In El Salvador, it’s more likely that the weather and the rather chewed-up pitch at the Estadio Cuscatlan – which is not expected to sell out for Tuesday's match – will affect Canada the most. But with a forecast of 76° F (24° C), albeit with high humidity, for the nighttime kickoff, it’s not expected to be as hostile as recent destinations like Honduras.

One can never be certain when it’s a World Cup qualifier, however.

“It makes it a little bit easier, but every game down here is difficult,” said Will Johnson. “We know that from experience. I think the better feeling with our group is that we’ve got a lot of young guys that are coming down for the first time and feel confident to be able to perform in an environment like this and really enjoy the experience vs. being really intimidated by it.

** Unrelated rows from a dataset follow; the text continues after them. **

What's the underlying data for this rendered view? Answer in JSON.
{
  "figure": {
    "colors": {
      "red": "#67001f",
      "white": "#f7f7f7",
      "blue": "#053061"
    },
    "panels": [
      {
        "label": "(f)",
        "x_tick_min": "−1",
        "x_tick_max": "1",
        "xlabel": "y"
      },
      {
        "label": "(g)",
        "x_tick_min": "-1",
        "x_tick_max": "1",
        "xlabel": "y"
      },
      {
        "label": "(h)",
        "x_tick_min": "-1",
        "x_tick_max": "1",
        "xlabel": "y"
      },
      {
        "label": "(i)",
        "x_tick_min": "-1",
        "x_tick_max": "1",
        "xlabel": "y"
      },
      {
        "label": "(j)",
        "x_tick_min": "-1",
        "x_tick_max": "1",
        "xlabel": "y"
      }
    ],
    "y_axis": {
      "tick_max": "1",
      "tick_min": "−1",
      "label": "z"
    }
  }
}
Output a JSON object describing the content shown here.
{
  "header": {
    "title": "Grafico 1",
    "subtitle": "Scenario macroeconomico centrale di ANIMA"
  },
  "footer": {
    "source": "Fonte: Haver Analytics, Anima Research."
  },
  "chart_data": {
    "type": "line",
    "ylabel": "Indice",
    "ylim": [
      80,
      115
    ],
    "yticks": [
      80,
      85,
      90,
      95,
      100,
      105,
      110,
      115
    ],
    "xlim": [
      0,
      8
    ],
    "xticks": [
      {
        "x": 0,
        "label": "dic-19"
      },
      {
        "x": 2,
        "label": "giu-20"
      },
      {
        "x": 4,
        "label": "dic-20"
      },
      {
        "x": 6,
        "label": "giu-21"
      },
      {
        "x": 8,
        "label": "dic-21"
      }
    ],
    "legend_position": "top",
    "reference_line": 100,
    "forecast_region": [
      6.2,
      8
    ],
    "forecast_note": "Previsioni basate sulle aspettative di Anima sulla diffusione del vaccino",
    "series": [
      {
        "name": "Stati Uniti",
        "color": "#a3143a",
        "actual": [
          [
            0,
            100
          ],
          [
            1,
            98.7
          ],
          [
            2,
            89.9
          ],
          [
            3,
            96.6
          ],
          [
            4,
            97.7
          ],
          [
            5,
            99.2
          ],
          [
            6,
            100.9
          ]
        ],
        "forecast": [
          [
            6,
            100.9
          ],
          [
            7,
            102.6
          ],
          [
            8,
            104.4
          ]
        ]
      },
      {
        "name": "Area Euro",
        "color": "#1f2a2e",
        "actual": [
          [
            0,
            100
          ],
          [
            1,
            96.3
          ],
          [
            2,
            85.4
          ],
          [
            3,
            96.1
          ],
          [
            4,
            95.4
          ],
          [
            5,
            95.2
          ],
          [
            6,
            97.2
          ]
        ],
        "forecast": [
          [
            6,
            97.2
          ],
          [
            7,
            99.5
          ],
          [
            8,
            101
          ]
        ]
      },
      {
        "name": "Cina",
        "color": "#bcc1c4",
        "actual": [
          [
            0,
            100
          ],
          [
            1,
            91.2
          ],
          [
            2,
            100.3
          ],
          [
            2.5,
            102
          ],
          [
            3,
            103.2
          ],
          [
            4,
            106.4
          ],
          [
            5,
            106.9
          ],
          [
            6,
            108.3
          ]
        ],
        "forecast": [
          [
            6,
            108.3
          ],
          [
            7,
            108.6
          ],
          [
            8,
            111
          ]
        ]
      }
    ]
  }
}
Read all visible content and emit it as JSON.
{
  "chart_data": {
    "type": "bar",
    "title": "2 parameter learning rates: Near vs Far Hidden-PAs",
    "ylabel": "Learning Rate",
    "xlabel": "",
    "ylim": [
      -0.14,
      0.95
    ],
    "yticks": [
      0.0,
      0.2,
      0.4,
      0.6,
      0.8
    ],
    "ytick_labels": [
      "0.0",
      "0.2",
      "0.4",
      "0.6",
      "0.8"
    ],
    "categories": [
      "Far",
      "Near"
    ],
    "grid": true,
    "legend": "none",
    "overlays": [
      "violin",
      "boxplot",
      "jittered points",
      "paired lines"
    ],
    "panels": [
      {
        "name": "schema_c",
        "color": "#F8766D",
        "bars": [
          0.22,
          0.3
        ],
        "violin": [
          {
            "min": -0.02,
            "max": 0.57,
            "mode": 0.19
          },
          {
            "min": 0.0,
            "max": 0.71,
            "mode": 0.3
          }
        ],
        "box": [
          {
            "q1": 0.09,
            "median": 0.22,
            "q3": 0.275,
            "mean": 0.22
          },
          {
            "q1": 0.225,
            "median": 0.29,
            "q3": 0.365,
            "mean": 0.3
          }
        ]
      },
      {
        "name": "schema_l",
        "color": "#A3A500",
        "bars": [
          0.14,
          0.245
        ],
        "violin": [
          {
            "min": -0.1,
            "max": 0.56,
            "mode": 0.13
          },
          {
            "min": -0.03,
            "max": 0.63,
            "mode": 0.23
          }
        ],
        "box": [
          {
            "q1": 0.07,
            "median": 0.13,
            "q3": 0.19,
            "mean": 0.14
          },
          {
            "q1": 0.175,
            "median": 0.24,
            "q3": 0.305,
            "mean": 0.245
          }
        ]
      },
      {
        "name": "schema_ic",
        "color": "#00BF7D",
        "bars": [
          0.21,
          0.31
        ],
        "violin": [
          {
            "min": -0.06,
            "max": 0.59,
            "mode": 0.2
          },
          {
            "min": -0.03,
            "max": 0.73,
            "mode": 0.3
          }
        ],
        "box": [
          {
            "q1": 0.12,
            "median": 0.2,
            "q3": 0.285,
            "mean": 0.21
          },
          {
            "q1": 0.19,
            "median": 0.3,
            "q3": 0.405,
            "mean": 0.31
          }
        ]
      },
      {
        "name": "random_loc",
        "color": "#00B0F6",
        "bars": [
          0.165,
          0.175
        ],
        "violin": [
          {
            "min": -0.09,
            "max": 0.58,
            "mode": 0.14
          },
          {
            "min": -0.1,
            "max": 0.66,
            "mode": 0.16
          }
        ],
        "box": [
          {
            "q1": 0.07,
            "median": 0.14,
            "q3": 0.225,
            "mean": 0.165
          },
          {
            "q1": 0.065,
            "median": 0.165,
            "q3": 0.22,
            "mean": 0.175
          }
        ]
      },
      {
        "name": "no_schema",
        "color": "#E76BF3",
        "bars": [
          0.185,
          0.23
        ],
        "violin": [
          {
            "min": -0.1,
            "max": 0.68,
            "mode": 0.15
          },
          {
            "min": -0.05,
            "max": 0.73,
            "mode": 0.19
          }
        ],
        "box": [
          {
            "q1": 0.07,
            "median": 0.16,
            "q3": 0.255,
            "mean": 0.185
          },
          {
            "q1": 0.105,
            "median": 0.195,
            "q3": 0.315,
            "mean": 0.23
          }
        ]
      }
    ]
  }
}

“So I think that’s where we are. We’re confident. We know this is a huge opportunity and we know that this will hopefully be an easier challenge than going into Honduras or going into Mexico City.”

Hoilett is hoping to get a similar sort of organized performance as the one that got Canada three points over Honduras on Friday night. He impressed with good pace and touch on the ball, and provided the cross that led to Cyle Larin’s winning goal.

“The weather’s going to play a part in the game as well, but I expect us to go out to perform like we did the other night,” said Hoilett, who made his debut for Canada in October in a 1-1 draw with Ghana. “By staying compact and sticking to Benito’s game plan, I think we’ll get a result.”